Does Collegiate Athletic Excellence Promote Academic Excellence?

By guest author Richard Vedder
January 2, 2020

College football is reaching a crescendo for another season, reminding us that colleges do more than create and disseminate knowledge and debate ideas—they also entertain. Many passionate supporters of collegiate sports think that they enhance public support for education, actually improving academic capabilities and performance of our colleges and universities.

The peak recognition of scholarly firepower in higher education is membership in the Association of American Universities (AAU), a group of 63 American high research and scholarship schools (two more are from Canada). Similarly, the peak of recognition for athletic achievement is membership in one of the Power Five athletic conferences—65 schools (counting Notre Dame, loosely associated with the Atlantic Coast Conference).

Are these two almost identically sized groups quite similar in composition? No. Of the 65 schools belonging to athletic power conferences, only one-half also belong to the AAU. By contrast, a very weak athletic conference that does not even play in football bowl games or grants athletic scholarships, the Ivy League, has all eight schools included in the AAU, and all are in the top 15 schools on the Forbes Best College rankings. The Ivy League is tops in brains and scholarly accomplishment, but weak in brawn and athletic accomplishment. A number of top schools (e.g, M.I.T., University of Chicago, Washington U. in St. Louis, Cal Tech) barely have any sports teams at all and certainly do not expend many resources on intercollegiate athletics.

Moreover, the strongest football teams are from schools of so-so academic reputations. In the five years since the College Football Playoffs began, only once did a school belonging to the AAU (Ohio State) win. Perennial football powers like Alabama, Clemson, and Oklahoma have rather modest academic reputations. None of those schools, for example, made the top 20% (130) of the 650 schools ranked by Forbes on its 2019 Best College list. Of the current top five football teams in the AP poll, only one, the University of Georgia is (barely, at 99) in the top 100 in the Forbes rankings. To be sure, some top reputation schools like Duke, Stanford, Notre Dame, and Northwestern occasionally have moments of athletic glory, and all play top athletic powerhouses. And there are quite a few very high academic quality public universities (e.g, Michigan, Illinois, UCLA and Texas) which are usually likewise highly competitive in one of the major sports.
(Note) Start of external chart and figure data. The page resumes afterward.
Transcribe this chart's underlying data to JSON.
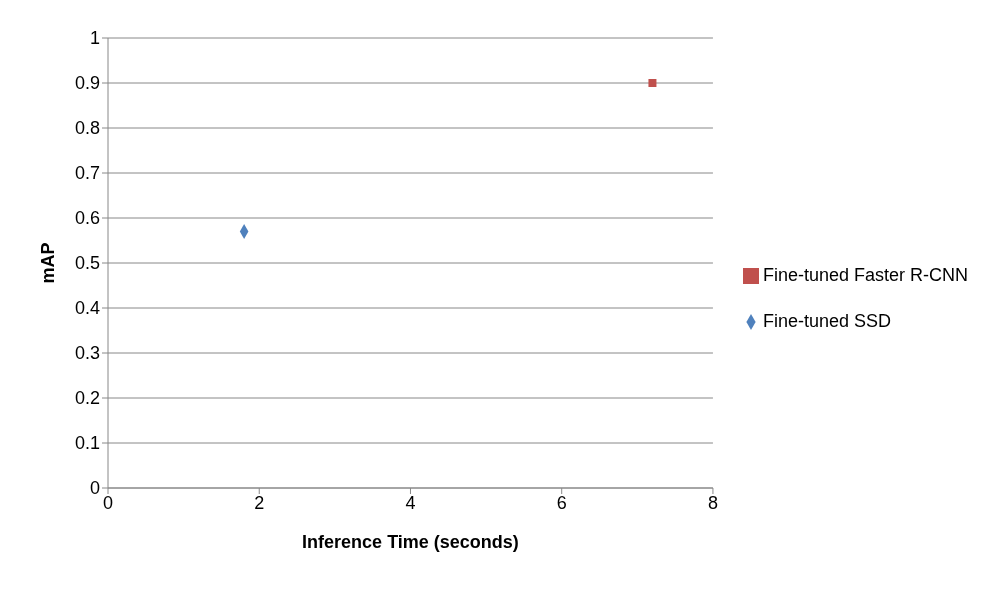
{
  "chart_data": {
    "type": "scatter",
    "xlabel": "Inference Time (seconds)",
    "ylabel": "mAP",
    "xlim": [
      0,
      8
    ],
    "xticks": [
      0,
      2,
      4,
      6,
      8
    ],
    "ylim": [
      0,
      1
    ],
    "yticks": [
      0,
      0.1,
      0.2,
      0.3,
      0.4,
      0.5,
      0.6,
      0.7,
      0.8,
      0.9,
      1
    ],
    "grid": "y",
    "legend": "right",
    "series": [
      {
        "name": "Fine-tuned SSD",
        "color": "#4f81bd",
        "marker": "diamond",
        "x": [
          1.8
        ],
        "values": [
          0.57
        ]
      },
      {
        "name": "Fine-tuned Faster R-CNN",
        "color": "#c0504d",
        "marker": "square",
        "x": [
          7.2
        ],
        "values": [
          0.9
        ]
      }
    ]
  }
}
There are a few schools for which I believe athletic success has contributed to academic success, most notably Notre Dame. That school’s academic reputation and financial resources have risen over the decades with its fairly consistent athletic success, particularly in football. But for every Notre Dame, there are at least five schools like Rutgers (haplessly at the bottom of Big Ten football competition despite huge institutional subsidization of intercollegiate athletics) or any of the 14 Mid American Conference schools aspiring to Power Five athletic greatness but almost certainly will not attain it. The latter schools lose at least $20 million annually on average each (roughly $1,000 per student) feeding their rather pathetic athletic aspirations.

Moreover, a host of new problems make big time investment in college sports even more problematic. Let’s briefly note three. The financial exploitation of highly skilled athletes is getting greater attention and they will almost certainly be receiving greater compensation for playing in coming years. The realization that violence in college sports imposes potential significant long-term health care costs is growing, with potential financial liabilities for universities. Finally, attendance at the games themselves is declining on some campuses.

Add to those woes a more existential one: universities themselves more broadly are facing a less robust future. Enrollments are stagnating, even falling. Public support of universities may be weakening, and real per student state government appropriations are below their all-time high. Universities face very high fixed costs for tenured faculty salaries and debt service, so as budgets become tighter, athletic subsidies become less defensible—only a handful of schools truly break even on intercollegiate athletics. America may start to emulate virtually every other nation in the world, separating the entertainment of athletic competitions from the dissemination and creation of knowledge and creative endeavors.